Cependant, employer l’expression « génie végétal » dans un contexte scolaire ou scientifique ou pour décrire la discipline ne pose pas de problème.

On entend souvent le terme « phytotechnologie ». Ce mot est-il préférable à « génie végétal » ? La phytotechnologie est un terme général qui englobe l’ensemble des approches et des techniques utilisant les plantes vivantes pour résoudre ou atténuer des problèmes environnementaux. Le génie végétal, tel qu’il est défini plus haut, est plus précis et correspond à un sous-ensemble des phytotechnologies.

Ce champ de pratique nécessite-t-il le recours à des membres ?

Le génie végétal inclut plusieurs techniques pouvant être mises en œuvre dans divers projets. Toutefois, la Loi sur les ingénieurs ne s’applique pas automatiquement dès qu’il est question de « génie végétal ». Il faut examiner la nature de l’intervention et le type de document requis pour déterminer si la Loi s’applique.

Quant à la nature de l’intervention, on doit d’abord se demander si elle constitue un ouvrage d’ingénierie selon la Loi. Généralement, les interventions comprenant des techniques du génie végétal ont pour objectif de stabiliser une berge ou un talus. De tels travaux font appel à la notion de « structure ». La Loi sur les ingénieurs indique qu’une structure, temporaire ou permanente, servant à l’aménagement ou à l’utilisation des eaux est un ouvrage d’ingénierie lorsqu’elle nécessite des études des propriétés des matériaux qui la composent ou qui la supportent. Ainsi, pour être visé par la Loi, un ouvrage de génie végétal doit avoir une fonction structurelle et nécessiter le recours à des études des propriétés des matériaux (propriétés géotechniques, hydrauliques, résistance mécanique).

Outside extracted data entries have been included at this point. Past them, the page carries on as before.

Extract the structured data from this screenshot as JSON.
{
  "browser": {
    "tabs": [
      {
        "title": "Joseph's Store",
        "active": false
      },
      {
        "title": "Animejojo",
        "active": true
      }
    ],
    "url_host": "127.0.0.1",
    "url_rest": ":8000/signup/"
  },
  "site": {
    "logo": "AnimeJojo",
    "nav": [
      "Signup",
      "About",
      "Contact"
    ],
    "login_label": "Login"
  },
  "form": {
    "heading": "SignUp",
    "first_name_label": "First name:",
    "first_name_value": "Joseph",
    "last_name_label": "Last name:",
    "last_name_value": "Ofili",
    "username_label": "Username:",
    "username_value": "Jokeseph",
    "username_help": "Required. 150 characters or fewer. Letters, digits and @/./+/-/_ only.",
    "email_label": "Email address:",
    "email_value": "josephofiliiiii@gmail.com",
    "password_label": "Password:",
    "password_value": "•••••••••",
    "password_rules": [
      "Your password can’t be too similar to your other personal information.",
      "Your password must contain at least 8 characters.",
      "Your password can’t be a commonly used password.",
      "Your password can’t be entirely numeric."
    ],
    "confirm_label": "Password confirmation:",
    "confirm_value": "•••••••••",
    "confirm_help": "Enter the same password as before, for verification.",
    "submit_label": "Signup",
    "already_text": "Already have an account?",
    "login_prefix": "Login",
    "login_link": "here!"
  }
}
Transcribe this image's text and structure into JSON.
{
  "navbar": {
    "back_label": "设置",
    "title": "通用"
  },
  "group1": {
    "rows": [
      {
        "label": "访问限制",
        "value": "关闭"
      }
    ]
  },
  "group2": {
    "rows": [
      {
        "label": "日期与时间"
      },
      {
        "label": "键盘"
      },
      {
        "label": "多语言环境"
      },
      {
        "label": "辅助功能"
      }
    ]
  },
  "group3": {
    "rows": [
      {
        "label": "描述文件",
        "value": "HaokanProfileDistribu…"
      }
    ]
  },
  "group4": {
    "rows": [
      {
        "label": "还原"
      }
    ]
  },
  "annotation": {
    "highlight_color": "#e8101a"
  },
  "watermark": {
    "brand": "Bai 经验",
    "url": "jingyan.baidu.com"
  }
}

La nature de l’intervention détermine donc si la Loi s’applique et si les plans doivent être scellés ou non par une ingénieure ou un ingénieur. Examinons quelques exemples. Les ouvrages traditionnels de génie civil impliquant les techniques de stabilisation mécanique ou mixtes (tel un empierrement, végétalisé ou non) sont considérés comme des ouvrages d’ingénierie. Dans les ouvrages de génie végétal, ce sont les propriétés mécaniques des végétaux qui offrent des propriétés structurelles à l’ouvrage. Par exemple, les fascines, les fagots, les matelas de branches ou les plançons sont généralement considérés comme des « structures » au sens de la Loi puisque, tout comme les techniques traditionnelles de génie civil, ce sont des structures servant à l’aménagement des eaux qui nécessitent le recours à des études des propriétés des matériaux qui les composent et qui les supportent. Aussi, tout comme les techniques de génie civil, certains ouvrages de génie végétal peuvent avoir de lourdes conséquences sur les biens et les personnes s’ils sont mal conçus ou réalisés. À l’inverse, les ouvrages de génie végétal servant strictement à restaurer, à réhabiliter à renaturer, sans composant structurel, ou les projets impliquant uniquement l’ensemencement ou la plantation ne sont pas considérés comme des « structures » au sens de la Loi, étant donné que les risques pour les personnes et les biens y étant associés sont en général bien moindres.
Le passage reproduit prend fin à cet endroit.